The volume of litigation is rising, not falling. In the first quarter of 2025 alone, 507 TCPA class actions were filed, up from 239 in the same quarter of 2024, a 112% year-over-year increase. Buying leads or appointments from a vendor with weak consent practices is not a compliance formality you can defer. It is a live and growing source of litigation risk in the exact industry this article is about.
The Contract Language That Actually Protects You
You cannot audit a vendor's calling floor in real time, and you should not have to in order to buy an appointment. What you can do is put the risk where it belongs in writing, before you pay for a single lead.
- Warranties and representations. The vendor affirmatively warrants, in the contract itself, that every lead or appointment delivered complies with TCPA consent requirements. A verbal assurance on a sales call is not a warranty.
- Indemnification. A clause requiring the vendor to indemnify you for TCPA claims that trace back to how its leads were sourced or consented, so a defective lead's legal cost does not fall entirely on the buyer.
- Audit rights. A contractual right to request and review the vendor's actual consent records, not a summary or a compliance badge on their website.
- A non-agency clause. Language stating the vendor operates as an independent contractor, not as your agent.
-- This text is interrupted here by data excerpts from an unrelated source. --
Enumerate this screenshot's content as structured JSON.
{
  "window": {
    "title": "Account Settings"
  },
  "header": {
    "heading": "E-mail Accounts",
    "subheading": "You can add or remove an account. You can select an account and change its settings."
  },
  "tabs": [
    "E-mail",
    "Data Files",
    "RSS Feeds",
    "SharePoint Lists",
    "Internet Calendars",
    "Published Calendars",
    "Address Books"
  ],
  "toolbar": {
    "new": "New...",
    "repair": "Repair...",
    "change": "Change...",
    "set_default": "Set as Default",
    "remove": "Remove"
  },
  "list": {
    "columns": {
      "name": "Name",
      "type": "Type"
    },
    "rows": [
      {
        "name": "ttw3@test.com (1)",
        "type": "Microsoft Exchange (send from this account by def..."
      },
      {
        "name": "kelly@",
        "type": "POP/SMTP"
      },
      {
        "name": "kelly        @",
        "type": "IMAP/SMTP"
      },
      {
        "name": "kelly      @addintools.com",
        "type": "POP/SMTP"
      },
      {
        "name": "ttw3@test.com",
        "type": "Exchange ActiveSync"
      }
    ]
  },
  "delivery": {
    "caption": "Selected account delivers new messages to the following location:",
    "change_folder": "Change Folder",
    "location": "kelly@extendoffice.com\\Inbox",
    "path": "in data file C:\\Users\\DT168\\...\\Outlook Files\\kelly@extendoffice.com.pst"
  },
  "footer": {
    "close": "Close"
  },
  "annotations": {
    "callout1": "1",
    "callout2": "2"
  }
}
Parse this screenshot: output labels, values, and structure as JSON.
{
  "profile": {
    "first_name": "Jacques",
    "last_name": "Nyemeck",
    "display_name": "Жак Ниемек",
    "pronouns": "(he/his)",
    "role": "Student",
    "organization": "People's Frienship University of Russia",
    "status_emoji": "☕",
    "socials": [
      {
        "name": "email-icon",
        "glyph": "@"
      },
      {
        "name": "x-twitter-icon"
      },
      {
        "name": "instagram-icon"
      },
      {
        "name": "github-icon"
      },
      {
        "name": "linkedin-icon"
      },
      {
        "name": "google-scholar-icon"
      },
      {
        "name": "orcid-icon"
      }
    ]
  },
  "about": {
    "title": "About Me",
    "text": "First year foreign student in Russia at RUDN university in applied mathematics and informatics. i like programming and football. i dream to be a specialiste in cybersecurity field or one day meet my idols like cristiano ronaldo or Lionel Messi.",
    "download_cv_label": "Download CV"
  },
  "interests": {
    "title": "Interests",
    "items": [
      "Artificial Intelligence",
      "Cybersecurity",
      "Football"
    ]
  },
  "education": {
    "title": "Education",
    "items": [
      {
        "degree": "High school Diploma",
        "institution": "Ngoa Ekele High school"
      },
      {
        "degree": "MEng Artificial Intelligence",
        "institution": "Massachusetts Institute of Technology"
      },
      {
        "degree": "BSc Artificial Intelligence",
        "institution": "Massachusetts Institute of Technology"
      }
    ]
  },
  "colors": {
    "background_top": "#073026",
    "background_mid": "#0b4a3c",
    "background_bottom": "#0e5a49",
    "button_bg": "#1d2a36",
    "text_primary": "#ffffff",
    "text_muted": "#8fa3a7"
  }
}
This helps your legal position but is not a shield on its own, especially if you ignore obvious red flags in the leads you are buying.
None of these four terms eliminate risk by themselves. Together, they give you a documented basis to push financial responsibility back onto the vendor if a claim does show up, instead of discovering after the fact that your contract is silent on the exact issue in the lawsuit.
A Pre-Payment Compliance Checklist
Run this before you commit to a new solar lead or appointment vendor, not after the first invoice clears.
| Step | What to require | Why it matters |
|---|---|---|
| Consent proof | The actual dated record: source page or call, disclosure language, timestamp | A "trust us, it's compliant" answer is not documentation you can produce later |
| Source vetting | Where the lead originated, and whether it passed through a reseller | Resold or aged lists carry the highest documented consent risk |
| Contract terms | Warranty, indemnification, audit rights, and a non-agency clause, all in writing | These are the specific terms that shift financial exposure back to the vendor |
| Small pilot | Start with a limited paid batch before committing to full monthly volume | Limits exposure while you see how a new vendor actually operates, not how they pitch |
| Retention | Keep consent records on file well beyond the campaign date | You may need to produce this evidence years after the outreach ran |
What this means for you
- Do not treat the FCC's one-to-one consent rule as a compliance backstop. It never took effect, and it is not coming back in its original form.
- Vicarious liability means a vendor's bad consent practices can become your lawsuit. Ask for the actual consent record, not a compliance claim, before you pay.
- Put warranties, indemnification, audit rights, and a non-agency clause in every vendor contract. These are the terms that decide who pays if a claim lands.